退避したズーらと入れ替わりで縦長に迫った。


着弾し弾ける閃光、そして燃え盛る炎。

1体の縦長が訳も判らぬまま燃え尽き、

唖然とした風のもう1体へと2投目の雷。


縦長は奇襲に次ぐ奇襲、その真打を受け、

正体不明の攻撃を前に驚愕し硬直。そこを

したりと再びズーらが集りまくる。


残る縦長は少なくとも密集は不利と悟り

まずは散開する風を見せ、ズーらは逆に

密集して各個撃破の構えを見せ始めた。

 


「成程……」



遠く南方の眼下の戦場、そして得意げ、

らしきアン・ズーを交互に見やり

サイアスはそう呟いた。


アン・ズーはその様に、

そしてサイアスの真意に苦笑した。


魔術とは魔の御業の模倣であるという。

つまり一度でも見た事があれば精度は兎も角

模倣できると言う事だ。


つまり。


サイアスの成程とは戦局に納得してのもの

ばかりではない。
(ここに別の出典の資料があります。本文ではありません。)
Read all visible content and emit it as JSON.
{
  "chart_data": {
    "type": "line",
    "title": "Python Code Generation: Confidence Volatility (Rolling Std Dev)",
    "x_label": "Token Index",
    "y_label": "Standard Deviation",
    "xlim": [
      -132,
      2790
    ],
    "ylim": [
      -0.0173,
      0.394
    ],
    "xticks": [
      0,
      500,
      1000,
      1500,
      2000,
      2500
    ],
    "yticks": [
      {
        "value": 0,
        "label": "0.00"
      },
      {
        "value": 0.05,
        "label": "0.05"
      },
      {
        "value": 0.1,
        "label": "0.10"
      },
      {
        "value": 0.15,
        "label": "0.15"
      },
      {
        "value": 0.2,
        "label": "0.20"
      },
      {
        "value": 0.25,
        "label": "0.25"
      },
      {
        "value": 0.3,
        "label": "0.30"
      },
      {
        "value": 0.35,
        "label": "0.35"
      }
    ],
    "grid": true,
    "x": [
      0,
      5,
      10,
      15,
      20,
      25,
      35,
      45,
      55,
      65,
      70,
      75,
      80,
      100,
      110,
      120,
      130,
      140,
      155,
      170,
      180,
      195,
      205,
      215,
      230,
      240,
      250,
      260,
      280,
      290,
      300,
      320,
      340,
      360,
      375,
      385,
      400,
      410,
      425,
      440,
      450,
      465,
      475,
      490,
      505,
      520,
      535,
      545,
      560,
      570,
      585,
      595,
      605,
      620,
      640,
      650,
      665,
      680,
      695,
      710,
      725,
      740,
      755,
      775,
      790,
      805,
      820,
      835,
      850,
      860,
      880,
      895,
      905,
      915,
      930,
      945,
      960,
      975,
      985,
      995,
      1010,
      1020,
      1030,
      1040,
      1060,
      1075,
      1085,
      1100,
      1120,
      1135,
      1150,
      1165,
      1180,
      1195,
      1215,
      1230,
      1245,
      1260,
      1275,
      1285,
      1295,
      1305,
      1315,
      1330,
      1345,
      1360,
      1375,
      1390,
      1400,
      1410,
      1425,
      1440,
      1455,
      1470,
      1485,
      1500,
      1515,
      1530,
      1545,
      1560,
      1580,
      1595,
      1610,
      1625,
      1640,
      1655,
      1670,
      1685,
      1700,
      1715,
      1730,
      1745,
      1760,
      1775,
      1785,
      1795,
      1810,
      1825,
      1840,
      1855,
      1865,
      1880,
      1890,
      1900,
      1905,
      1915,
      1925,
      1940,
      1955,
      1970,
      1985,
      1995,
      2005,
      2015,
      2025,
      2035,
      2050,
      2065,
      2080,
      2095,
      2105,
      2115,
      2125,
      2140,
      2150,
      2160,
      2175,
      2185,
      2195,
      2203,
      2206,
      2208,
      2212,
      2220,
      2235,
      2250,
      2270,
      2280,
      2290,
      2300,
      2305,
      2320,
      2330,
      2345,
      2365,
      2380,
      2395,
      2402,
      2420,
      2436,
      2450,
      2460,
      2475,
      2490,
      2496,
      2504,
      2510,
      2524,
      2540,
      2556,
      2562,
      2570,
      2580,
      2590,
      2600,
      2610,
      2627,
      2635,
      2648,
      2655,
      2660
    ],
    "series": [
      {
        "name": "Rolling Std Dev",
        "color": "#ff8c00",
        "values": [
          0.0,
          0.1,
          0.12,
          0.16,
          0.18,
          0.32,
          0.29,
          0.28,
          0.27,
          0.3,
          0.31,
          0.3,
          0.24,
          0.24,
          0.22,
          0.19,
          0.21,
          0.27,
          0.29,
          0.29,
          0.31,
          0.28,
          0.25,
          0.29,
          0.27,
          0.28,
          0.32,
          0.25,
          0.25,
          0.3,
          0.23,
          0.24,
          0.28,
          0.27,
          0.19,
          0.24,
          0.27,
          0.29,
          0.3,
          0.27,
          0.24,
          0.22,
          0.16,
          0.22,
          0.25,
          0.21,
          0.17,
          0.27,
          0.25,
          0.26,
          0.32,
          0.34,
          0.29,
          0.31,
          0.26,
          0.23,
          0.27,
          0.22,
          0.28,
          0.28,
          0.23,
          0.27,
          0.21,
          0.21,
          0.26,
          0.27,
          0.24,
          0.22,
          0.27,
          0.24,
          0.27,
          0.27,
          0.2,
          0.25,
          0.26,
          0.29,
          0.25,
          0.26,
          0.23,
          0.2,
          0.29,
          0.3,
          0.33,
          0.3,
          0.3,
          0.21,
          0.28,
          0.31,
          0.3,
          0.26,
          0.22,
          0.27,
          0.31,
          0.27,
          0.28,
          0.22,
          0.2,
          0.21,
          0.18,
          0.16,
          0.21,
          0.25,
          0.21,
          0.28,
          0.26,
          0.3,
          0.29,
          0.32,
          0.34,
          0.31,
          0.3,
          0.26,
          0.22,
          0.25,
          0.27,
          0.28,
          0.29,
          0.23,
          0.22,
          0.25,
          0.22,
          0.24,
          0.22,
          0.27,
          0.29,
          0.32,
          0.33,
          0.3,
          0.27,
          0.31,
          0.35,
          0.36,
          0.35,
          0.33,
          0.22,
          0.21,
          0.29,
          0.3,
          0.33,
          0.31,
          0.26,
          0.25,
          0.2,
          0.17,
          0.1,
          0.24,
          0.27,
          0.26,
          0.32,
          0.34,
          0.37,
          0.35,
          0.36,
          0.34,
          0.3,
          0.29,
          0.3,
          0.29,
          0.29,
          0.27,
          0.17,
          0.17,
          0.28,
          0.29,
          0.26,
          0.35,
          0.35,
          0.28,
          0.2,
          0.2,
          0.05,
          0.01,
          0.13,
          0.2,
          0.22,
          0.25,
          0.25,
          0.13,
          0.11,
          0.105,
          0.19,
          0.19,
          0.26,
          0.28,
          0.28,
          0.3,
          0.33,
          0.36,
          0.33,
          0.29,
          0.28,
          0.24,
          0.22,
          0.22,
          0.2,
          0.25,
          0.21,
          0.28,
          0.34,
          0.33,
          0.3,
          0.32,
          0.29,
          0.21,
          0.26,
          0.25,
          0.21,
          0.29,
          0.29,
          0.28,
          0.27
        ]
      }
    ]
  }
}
アン・ズーの放った雷を

魔術として、一個の術技として得た。


そういう意味をも含むと見ていた。



「『はなむけ』との事だ」



と苦笑するアン・ズー。


この期に及んで主客や仔細は

問いただすまでもなかった。





「それはそれは……」


サイアスは先刻よりやや肩を竦め、

天上に向かい優雅に一礼。



「さぁ、もう往け」



とサイアスを促すアン・ズー。


ズーらだけで勝てぬのは明白ゆえ

とっとと戦に専念したい風だった。


だがサイアスはそんなアン・ズーに対し



「ところで一つ頼みがある」



としれっと物申した。


敵地の只中で敵将に対し

気軽にお願い事をするその神経の図太さは

最早人智の内とか外とかいう次元の話でも

なさげで、兎に角サイアスらしい感じだった。



アン・ズーの獅子の顔は怪訝けげんさと胡乱うろんさに

満ち充ちる風であったが、天命が、彼の奉ずる

大いなる存在が無視する事を許さぬ風であり、


「……言ってみろ」


とどこか忌々しげにこれに応じた。



「うむ、しかと聞け」



サイアスは実に得意げに、

まさに魔性のドヤ振りで語った。